Denti dipecat Frans Februari 2015 lalu. Pengacara Denti, Jamil, menuturkan kliennya dipecat tanpa ada pemberitahuan baik secara lisan maupun tertulis.
"Dia ini diberhentikan tapi tidak ada pemberitahuan, tidak pernah ada omongan. Tahu-tahu dia datang ke kantor di DPR, kantornya dikunci. Klien saya ini mungkin merasa tersinggung," ujar Jamil saat dihubungi, Rabu (27/5/2015).
Namun Denti tak mau hanya melaporkan soal pemecatannya kepada MKD DPR. Dia juga melaporkan Frans Agung soal dugaan gelar Doktor palsu.
Jamil menuturkan Denti pernah diberi tugas oleh Frans untuk membuat kartu nama dengan mencantumkan gelar Doktor di depan nama.
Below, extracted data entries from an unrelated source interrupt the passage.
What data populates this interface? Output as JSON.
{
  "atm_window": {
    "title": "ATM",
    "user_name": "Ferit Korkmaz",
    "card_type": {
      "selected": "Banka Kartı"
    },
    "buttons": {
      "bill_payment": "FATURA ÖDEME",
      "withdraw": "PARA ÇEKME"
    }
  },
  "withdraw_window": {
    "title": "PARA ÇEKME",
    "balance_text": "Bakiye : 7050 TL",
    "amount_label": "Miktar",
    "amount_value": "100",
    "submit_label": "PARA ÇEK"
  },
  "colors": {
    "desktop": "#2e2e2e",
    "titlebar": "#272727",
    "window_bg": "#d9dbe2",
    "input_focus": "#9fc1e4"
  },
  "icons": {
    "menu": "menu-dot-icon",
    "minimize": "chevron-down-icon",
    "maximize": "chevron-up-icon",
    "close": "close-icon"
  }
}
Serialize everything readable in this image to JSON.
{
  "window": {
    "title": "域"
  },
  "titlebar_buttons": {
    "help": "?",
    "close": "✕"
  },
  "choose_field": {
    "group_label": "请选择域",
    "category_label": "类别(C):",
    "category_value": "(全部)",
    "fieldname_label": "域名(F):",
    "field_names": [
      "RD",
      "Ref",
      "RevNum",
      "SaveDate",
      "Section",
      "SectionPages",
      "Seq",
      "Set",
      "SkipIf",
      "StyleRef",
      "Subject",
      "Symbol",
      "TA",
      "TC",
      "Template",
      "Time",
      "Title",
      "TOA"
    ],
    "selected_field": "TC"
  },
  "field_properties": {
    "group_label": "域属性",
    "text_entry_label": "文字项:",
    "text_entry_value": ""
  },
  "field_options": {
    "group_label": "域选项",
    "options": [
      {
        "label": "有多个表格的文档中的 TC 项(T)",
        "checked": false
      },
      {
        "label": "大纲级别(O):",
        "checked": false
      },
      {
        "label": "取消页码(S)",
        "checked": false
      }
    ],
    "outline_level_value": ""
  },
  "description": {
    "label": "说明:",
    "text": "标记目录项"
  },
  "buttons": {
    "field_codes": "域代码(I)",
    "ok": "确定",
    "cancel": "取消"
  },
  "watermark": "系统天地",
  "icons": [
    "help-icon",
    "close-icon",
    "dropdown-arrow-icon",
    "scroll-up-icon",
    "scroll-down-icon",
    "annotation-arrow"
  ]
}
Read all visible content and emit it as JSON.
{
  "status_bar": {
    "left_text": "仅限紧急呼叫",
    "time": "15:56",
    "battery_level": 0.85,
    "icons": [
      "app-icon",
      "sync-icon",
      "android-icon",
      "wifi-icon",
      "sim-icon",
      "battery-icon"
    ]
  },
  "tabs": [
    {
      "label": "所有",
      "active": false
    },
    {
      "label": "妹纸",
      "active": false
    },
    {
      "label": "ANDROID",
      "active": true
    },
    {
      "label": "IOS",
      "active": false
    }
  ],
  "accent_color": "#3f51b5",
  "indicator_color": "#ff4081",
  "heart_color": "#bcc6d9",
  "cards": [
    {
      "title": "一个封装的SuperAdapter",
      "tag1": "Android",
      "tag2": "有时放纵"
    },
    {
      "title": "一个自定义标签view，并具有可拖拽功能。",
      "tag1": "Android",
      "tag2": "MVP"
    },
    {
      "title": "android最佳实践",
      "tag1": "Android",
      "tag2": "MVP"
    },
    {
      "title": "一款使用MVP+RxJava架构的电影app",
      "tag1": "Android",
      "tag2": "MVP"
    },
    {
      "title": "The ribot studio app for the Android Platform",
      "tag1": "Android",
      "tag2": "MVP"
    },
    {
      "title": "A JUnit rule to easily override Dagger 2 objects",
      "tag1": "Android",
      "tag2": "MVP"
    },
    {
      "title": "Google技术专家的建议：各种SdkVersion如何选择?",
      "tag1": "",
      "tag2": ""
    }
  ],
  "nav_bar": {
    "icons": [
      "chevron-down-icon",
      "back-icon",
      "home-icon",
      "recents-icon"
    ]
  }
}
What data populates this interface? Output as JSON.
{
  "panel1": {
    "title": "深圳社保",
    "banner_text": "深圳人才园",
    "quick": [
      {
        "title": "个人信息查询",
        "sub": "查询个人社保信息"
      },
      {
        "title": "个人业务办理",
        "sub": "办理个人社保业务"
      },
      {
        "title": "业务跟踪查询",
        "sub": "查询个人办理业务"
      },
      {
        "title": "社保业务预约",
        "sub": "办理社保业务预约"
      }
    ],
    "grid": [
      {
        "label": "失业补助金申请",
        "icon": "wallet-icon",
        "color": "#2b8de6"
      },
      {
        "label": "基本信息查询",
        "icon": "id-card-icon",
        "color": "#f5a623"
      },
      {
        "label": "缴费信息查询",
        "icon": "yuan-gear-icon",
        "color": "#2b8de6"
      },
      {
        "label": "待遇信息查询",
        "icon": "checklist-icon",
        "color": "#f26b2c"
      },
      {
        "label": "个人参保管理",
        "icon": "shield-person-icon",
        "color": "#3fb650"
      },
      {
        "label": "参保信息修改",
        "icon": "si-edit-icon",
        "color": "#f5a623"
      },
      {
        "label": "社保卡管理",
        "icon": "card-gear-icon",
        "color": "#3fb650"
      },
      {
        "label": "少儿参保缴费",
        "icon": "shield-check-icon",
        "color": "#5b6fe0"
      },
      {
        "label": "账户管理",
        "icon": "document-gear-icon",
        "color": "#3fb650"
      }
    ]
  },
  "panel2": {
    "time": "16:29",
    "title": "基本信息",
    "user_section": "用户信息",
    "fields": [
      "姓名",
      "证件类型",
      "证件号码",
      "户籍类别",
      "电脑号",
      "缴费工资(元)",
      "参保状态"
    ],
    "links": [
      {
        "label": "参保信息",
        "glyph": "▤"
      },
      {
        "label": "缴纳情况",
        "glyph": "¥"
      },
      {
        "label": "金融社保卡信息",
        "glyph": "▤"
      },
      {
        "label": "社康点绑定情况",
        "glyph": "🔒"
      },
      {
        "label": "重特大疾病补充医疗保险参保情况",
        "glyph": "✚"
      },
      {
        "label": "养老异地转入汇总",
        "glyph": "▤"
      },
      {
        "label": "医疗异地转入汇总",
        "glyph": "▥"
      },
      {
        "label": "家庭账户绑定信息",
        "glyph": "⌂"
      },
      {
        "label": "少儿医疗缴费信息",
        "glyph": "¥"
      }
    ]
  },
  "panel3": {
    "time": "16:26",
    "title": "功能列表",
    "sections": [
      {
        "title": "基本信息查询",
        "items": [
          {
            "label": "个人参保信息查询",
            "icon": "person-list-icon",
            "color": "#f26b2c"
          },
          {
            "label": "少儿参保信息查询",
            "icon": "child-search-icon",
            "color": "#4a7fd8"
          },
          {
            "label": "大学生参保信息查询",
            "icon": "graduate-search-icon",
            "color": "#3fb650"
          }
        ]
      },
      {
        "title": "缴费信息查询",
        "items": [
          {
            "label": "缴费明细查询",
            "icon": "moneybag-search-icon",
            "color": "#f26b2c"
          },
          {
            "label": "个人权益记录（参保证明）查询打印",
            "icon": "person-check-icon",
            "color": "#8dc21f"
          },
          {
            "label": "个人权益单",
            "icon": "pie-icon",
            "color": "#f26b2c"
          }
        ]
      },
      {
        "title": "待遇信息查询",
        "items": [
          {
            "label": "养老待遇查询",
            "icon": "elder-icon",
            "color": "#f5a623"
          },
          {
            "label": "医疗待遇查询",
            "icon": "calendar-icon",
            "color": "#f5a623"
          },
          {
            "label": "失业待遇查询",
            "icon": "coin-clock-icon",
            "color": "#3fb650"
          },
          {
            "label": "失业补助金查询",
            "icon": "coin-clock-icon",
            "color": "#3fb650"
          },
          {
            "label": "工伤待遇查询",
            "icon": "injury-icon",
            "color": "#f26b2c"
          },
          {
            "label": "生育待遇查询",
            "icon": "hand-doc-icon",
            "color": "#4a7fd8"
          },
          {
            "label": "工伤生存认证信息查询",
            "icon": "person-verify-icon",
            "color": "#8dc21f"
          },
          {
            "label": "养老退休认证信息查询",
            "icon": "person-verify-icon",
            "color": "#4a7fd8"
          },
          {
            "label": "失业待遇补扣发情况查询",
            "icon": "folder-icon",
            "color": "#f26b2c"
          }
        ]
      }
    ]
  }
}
Padahal Denti tahu bahwa Frans belum menyandang gelar Doktor.
"Ada buktinya kartu nama dan memo penugasan," ujar Jamil.
Ketua MKD DPR Surahman Hidayat membenarkan soal pelaporan Denti terhadap Frans. "Menurut sekretariat MKD, ada," kata Surahman saat dikonfirmasi, Selasa (26/5) kemarin.
detikcom sudah berusaha menghubungi Frans lewat sambungan telepon tapi nomor handphone yang bersangkutan tidak aktif. SMS yang dikirimkan juga tidak dibalas.